Other individuals and organizations have also questioned the idea of transforming Jobs’s story into opera.

The San Francisco Opera turned down the opportunity to host the world premiere when Bates and his early collaborator on the project, University of Berkeley arts presenter Cal Performances, approached the opera’s leadership in 2013. (Since the project was workshopped in San Francisco in 2015 and 2016, the organization has come around and will be producing the work in its 2019-2020 season.) 

Apple Inc and the Estate of Steve Jobs have not endorsed the opera, and the creators behind The (R)evolution of Steve Jobs take ample liberties with their source material.

This includes radically simplifying Jobs’s story in some ways, to make it fit into two hours of stage time.

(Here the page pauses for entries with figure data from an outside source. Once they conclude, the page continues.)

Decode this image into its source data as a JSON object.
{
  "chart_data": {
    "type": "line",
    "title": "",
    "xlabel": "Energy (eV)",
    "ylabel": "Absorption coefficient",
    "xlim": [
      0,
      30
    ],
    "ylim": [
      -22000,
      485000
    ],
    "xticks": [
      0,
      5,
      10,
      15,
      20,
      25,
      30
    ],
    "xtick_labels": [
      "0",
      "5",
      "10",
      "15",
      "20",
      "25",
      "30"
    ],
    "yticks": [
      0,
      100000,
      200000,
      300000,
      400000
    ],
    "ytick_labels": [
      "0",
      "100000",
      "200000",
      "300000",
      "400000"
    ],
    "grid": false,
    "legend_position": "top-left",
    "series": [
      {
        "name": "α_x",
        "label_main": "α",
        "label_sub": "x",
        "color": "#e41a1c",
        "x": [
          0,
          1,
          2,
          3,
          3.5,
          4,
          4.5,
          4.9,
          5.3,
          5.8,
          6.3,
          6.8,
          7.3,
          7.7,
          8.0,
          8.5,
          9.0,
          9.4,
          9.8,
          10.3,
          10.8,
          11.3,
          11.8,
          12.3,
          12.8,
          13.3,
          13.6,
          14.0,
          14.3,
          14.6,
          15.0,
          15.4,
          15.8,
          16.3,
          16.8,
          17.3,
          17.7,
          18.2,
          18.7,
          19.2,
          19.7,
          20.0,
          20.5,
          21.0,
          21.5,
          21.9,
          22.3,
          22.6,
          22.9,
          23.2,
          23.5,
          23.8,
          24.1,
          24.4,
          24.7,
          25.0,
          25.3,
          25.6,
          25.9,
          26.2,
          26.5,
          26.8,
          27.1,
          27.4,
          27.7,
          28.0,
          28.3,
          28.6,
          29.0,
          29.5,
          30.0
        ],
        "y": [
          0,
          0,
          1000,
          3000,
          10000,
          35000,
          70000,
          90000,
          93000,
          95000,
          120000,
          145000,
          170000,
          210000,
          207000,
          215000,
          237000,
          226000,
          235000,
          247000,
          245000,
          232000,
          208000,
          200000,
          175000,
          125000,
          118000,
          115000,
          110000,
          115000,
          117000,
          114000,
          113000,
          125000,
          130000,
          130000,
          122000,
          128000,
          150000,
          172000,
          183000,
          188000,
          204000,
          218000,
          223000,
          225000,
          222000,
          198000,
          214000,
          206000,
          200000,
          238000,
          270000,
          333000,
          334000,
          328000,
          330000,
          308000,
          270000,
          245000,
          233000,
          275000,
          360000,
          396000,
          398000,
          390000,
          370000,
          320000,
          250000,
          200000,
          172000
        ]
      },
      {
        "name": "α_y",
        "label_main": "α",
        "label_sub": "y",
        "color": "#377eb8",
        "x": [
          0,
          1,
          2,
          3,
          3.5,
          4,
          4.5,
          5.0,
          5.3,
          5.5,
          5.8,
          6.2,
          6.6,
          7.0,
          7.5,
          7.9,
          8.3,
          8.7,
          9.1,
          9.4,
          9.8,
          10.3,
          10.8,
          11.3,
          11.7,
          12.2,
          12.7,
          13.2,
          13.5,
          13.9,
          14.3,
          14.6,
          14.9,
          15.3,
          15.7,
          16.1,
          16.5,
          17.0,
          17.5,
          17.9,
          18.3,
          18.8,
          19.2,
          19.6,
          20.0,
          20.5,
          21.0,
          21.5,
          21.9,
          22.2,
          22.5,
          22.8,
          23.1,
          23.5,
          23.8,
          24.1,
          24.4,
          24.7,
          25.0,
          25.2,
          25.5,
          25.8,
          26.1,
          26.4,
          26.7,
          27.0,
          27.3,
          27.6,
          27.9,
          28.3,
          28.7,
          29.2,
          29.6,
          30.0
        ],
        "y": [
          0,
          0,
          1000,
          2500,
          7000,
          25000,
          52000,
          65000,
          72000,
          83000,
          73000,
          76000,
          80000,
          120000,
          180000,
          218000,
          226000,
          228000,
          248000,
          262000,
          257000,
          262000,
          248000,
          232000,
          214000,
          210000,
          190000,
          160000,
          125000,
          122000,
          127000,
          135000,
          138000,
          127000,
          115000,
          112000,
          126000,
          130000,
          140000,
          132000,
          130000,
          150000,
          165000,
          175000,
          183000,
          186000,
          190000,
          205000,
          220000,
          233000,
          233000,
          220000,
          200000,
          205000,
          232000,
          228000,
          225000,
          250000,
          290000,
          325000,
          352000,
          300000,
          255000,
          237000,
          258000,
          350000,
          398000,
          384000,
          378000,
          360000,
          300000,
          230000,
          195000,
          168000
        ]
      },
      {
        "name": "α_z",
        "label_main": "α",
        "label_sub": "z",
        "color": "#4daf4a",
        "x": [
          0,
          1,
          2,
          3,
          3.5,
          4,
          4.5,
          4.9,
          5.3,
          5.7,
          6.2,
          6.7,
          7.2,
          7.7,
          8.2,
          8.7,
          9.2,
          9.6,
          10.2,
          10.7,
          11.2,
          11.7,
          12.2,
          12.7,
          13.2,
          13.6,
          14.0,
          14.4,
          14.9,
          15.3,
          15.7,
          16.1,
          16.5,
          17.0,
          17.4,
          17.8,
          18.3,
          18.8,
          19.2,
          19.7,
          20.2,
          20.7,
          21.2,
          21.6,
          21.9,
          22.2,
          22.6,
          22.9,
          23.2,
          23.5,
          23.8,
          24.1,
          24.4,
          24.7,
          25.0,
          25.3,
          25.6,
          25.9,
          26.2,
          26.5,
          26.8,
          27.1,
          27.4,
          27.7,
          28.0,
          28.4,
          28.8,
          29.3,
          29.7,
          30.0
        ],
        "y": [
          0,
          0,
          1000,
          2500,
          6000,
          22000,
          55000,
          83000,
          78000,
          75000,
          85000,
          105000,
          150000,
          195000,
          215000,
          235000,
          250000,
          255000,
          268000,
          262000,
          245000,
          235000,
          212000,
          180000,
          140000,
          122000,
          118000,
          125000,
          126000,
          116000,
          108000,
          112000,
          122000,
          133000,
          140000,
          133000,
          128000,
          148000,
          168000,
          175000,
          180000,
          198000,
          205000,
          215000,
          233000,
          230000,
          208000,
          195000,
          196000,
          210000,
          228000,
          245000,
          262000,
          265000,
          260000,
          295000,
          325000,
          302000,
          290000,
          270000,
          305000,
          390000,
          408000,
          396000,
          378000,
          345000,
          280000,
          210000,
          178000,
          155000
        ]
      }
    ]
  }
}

For instance, it ignores the title character’s significant contribution to the animation industry through Pixar and his years in exile at NeXT, the short-lived computer company Jobs founded after being ousted from Apple in 1985.

But Bates and his collaborators get at the complexity and emotionality of their subject in other ways. “I was fascinated with the tension that is at the center of Jobs’s life: how do you create these sleek and beautiful devices that miniaturize our communication when people are so messy?” Bates said. “People are so complicated. Nobody has one button.”

To reflect this complexity, the composer weaves together intricate theme tunes for each individual character. There’s jazzy brass music for Steve Wozniak, Jobs’s partner in the formative years of Apple; lush strings signify Jobs’s eternally patient and grounded wife, Laurene; and Jobs’s spiritual adviser, Kobun Chino Otogawa, appears against a backdrop of prayer bowls and gongs.

As usual with opera, there’s plenty of drama. But librettist Campbell injects some fun. My favorite example is a garage scene in which Wozniak proudly shows off the circuit board of his brand-new creation, the Apple I computer.
“She sure is ugly,” sings Jobs.
“An interface only a motherboard could love,” Wozniak responds.

And while operatic heroes are usually played by tenors, this one’s a baritone – a darker, more nuanced voice. The American singer Edward Parks plays Jobs in the world premiere production. Equally tall but more heavyset than the emaciated Jobs, the performer cuts an imposing, intense figure on stage.

Dressed throughout in the entrepreneur’s signature uniform of black turtleneck, jeans and sneakers – according to Isaacson’s biography, Jobs ordered more than 100 of those turtlenecks from Japanese designer Issey Miyake – Parks, like a true baritone, isn’t afraid to embrace Jobs’s dark side.

“I’m mostly drawn to his flaws,” Parks said. “The arc of his life is grand. There’s a lot of betrayal, there’s a lot of anger towards people, and there’s a lot of love as well.”